Modelwire is a curated index of AI news with original summaries and, on select stories, a short analysis layer that connects coverage to what we have already published. This page explains how that works.

Sources

We ingest from a fixed catalog of RSS feeds and official APIs (e.g. Hacker News, arXiv, GitHub, YouTube). Each source has an editorial weight that nudges buzz scoring; it does not guarantee placement. See Our sources for the full list.

Buzz score

Every candidate item is triaged by an AI model (Claude Haiku) with our rubric: timeliness, breadth of interest, originality, and source credibility. The model outputs a 0–100 score, which we then adjust slightly using the source weight so trusted outlets are not systematically under-ranked. Items below our publish threshold stay in our database for audit but are not shown to readers.

Headlines and summaries

Each story gets an original Modelwire headline; the publisher’s own headline is shown on the article page as attribution. Summaries (typically 80–120 words) are written in our own words from the headline, snippet, and metadata we have at ingest time. We do not store or republish full article bodies. The “Read full story” link on every page points to the publisher.

Editorial analysis

Every published story qualifies for a second analysis pass; higher scoring stories use a more capable model (Claude Sonnet). It receives a short list of similar recent Modelwire pieces ranked by embedding similarity so the analysis can reference real prior coverage instead of inventing connections.
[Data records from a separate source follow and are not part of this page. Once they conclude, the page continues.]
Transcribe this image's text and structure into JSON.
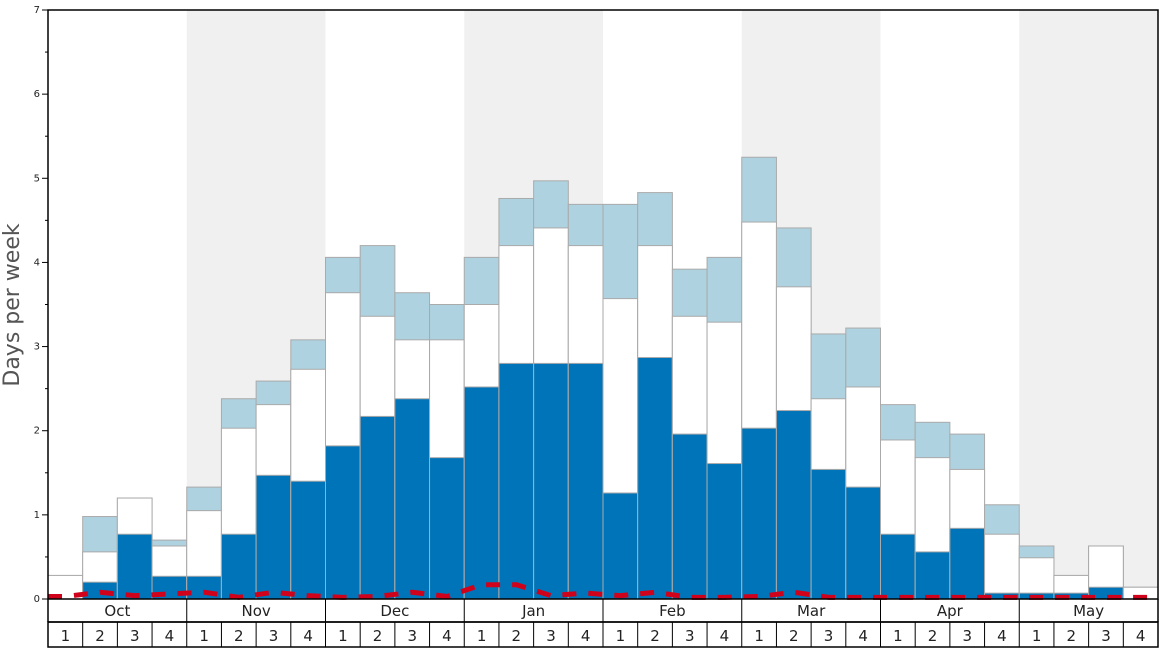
{
  "chart_data": {
    "type": "bar",
    "ylabel": "Days per week",
    "ylim": [
      0,
      7
    ],
    "y_ticks": [
      0,
      1,
      2,
      3,
      4,
      5,
      6,
      7
    ],
    "months": [
      "Oct",
      "Nov",
      "Dec",
      "Jan",
      "Feb",
      "Mar",
      "Apr",
      "May"
    ],
    "week_labels": [
      "1",
      "2",
      "3",
      "4",
      "1",
      "2",
      "3",
      "4",
      "1",
      "2",
      "3",
      "4",
      "1",
      "2",
      "3",
      "4",
      "1",
      "2",
      "3",
      "4",
      "1",
      "2",
      "3",
      "4",
      "1",
      "2",
      "3",
      "4",
      "1",
      "2",
      "3",
      "4"
    ],
    "colors": {
      "dark_blue": "#0074b8",
      "light_blue": "#aed2e0",
      "white_bar": "#ffffff",
      "shade": "#f0f0f0",
      "dashed_line": "#d0021b"
    },
    "series": [
      {
        "key": "dark_blue",
        "values": [
          0.0,
          0.2,
          0.77,
          0.27,
          0.27,
          0.77,
          1.47,
          1.4,
          1.82,
          2.17,
          2.38,
          1.68,
          2.52,
          2.8,
          2.8,
          2.8,
          1.26,
          2.87,
          1.96,
          1.61,
          2.03,
          2.24,
          1.54,
          1.33,
          0.77,
          0.56,
          0.84,
          0.07,
          0.07,
          0.07,
          0.14,
          0.0
        ]
      },
      {
        "key": "white_bar",
        "values": [
          0.28,
          0.56,
          1.2,
          0.63,
          1.05,
          2.03,
          2.31,
          2.73,
          3.64,
          3.36,
          3.08,
          3.08,
          3.5,
          4.2,
          4.41,
          4.2,
          3.57,
          4.2,
          3.36,
          3.29,
          4.48,
          3.71,
          2.38,
          2.52,
          1.89,
          1.68,
          1.54,
          0.77,
          0.49,
          0.28,
          0.63,
          0.14
        ]
      },
      {
        "key": "light_blue",
        "values": [
          0.28,
          0.98,
          1.2,
          0.7,
          1.33,
          2.38,
          2.59,
          3.08,
          4.06,
          4.2,
          3.64,
          3.5,
          4.06,
          4.76,
          4.97,
          4.69,
          4.69,
          4.83,
          3.92,
          4.06,
          5.25,
          4.41,
          3.15,
          3.22,
          2.31,
          2.1,
          1.96,
          1.12,
          0.63,
          0.28,
          0.63,
          0.14
        ]
      },
      {
        "key": "dashed_line",
        "values": [
          0.03,
          0.08,
          0.04,
          0.06,
          0.08,
          0.02,
          0.08,
          0.04,
          0.02,
          0.03,
          0.08,
          0.03,
          0.17,
          0.17,
          0.04,
          0.07,
          0.04,
          0.08,
          0.02,
          0.02,
          0.03,
          0.08,
          0.02,
          0.02,
          0.02,
          0.02,
          0.02,
          0.02,
          0.02,
          0.02,
          0.02,
          0.02
        ]
      }
    ]
  }
}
Output is checked by automated gates: length, banned hype phrases, repetition against the summary, and consistency with any cited related story. When a story fails those gates, the page ships without the analysis block and we exclude it from search indexes and skip advertising on it until a later pass upgrades it.

Daily Landscape

Each morning, our editorial system analyzes the top stories from the preceding 24 hours to generate a cohesive “Daily Landscape” briefing. This synthesis provides our readers with an overarching narrative of the industry’s current direction, hardware shifts, and research trends, ensuring the homepage offers value beyond a simple list of links.

AI disclosure

Modelwire uses Anthropic Claude and Amazon Titan embeddings as tools. They do not replace human judgment on policy: we set thresholds, prompts, and quality rules. Where analysis appears, the article page states that it was generated by Modelwire’s editorial layer and links here.

Corrections

We correct factual errors in our own text (summaries and analysis) promptly. See Corrections policy.